Amazingly both men escaped punishment after the FA decided they could not appeal against the independent Regulatory Commission, which found that the charges levelled against the duo could not be proven.
• In November last season Ferguson watched his side beat Hull City 4-3 at Old Trafford, but was still so unhappy with the performance of referee Mike Dean that he confronted the official on the pitch and had to be restrained by defender Gary Neville.
Ferguson was enraged by Dean's decision to award Hull a penalty, his failure to issue Tigers' defender Michael Turner with a second yellow card following his challenge on Michael Carrick and claimed the referee had failed to do his job properly.
"The player's already been booked so the referee's failed in his duty there," fumed Ferguson. "It should have been a red card as he was right through."
Those comments, and his finger-jabbing antics on the pitch, once again landed Ferguson with a charge of improper conduct from the FA. This time he was fined £10,000 and given a two-match touchline ban.
• That rant came less than 12-months after Ferguson served a two-match touchline ban and was fined £5,000 for an outburst at referee Mark Clattenburg during a 1-0 defeat away to Bolton Wanderers on November 24, 2007.
Ferguson was so indignant at Clattenburg's failure to punish Bolton's aggressive tactics at the Reebok Stadium, and in particular his failure to punish Kevin Davies for a 'reducer' on full-back Patrice Evra, that he confronted the referee at half-time.
Clattenburg subsequently sent off the United manager, who had to watch the second-half from the directors' box. Ferguson later explained: "Some referees don't like it. They don't like the truth but I just told him how bad he was in the first-half."
The FA charged Ferguson with using abusive and/or insulting words to a match official and on this occasion the 67-year-old accepted the punishment.
• Back in November 2007 the United manager watched his team draw 2-2 with Arsenal at the Emirates Stadium, when William Gallas' 92nd minute leveller was judged to have crossed the line before goalkeeper Edwin van der Sar pushed it out, and turned his anger towards referee Howard Webb, claiming he had been biased towards the Gunners.
The United boss, who had been taking abuse from the Arsenal fans all through the match, said: "It is very difficult for the referee ... at times, he favoured Arsenal. Their second goal came from him not giving a free-kick for a foul on Louis Saha on the far side. It should have been a foul for us!"
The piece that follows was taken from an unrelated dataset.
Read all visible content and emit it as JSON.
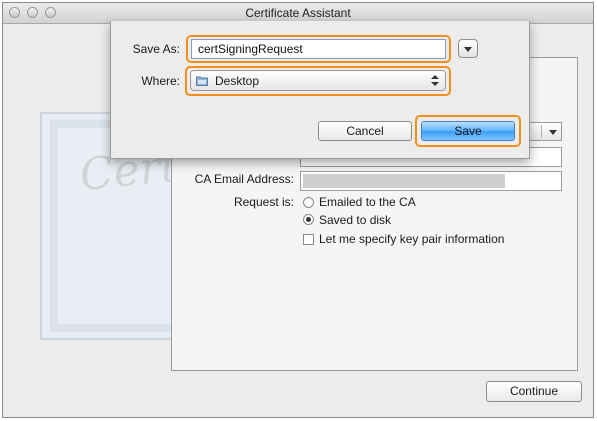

On that occasion the FA, who requested a full transcript of the interview from MUTV, decided not to charge Ferguson as there was not enough evidence to prove he was suggesting that Webb had been deliberately biased.
• Ferguson can be equally fiery on the European stage and following Manchester United's 2-1 defeat to AS Roma in the Stadio Olimpico in 2007 he claimed his side had been playing "against 12 men" in an outburst against referee Herbert Fandel.
The German, who was also the referee when United were knocked out of the Champions League by Porto in 2003, dismissed Paul Scholes in the 34th minute and Ferguson insisted "a good referee would not have sent him off".
"Considering we played with ten men - mostly against 12 men - for over an hour, this is a good result for us," Ferguson said. "I don't think we got a decision all night but that is European football, I'm afraid."
"I can't have any complaints about [Scholes's] first booking but I do have complaints about the second one. In a big game like that, a good referee would not have sent him off, " said Ferguson, before blasting Roma defender Cristian Chivu, who gave Fandel the thumbs up when Scholes was shown a second yellow card. "In my opinion Chivu got Scholes sent off because of his reaction to the referee."
United produced one of the most stunning European performances of all time in the return leg at Old Trafford, smashing seven past Roma to book a semi-final place.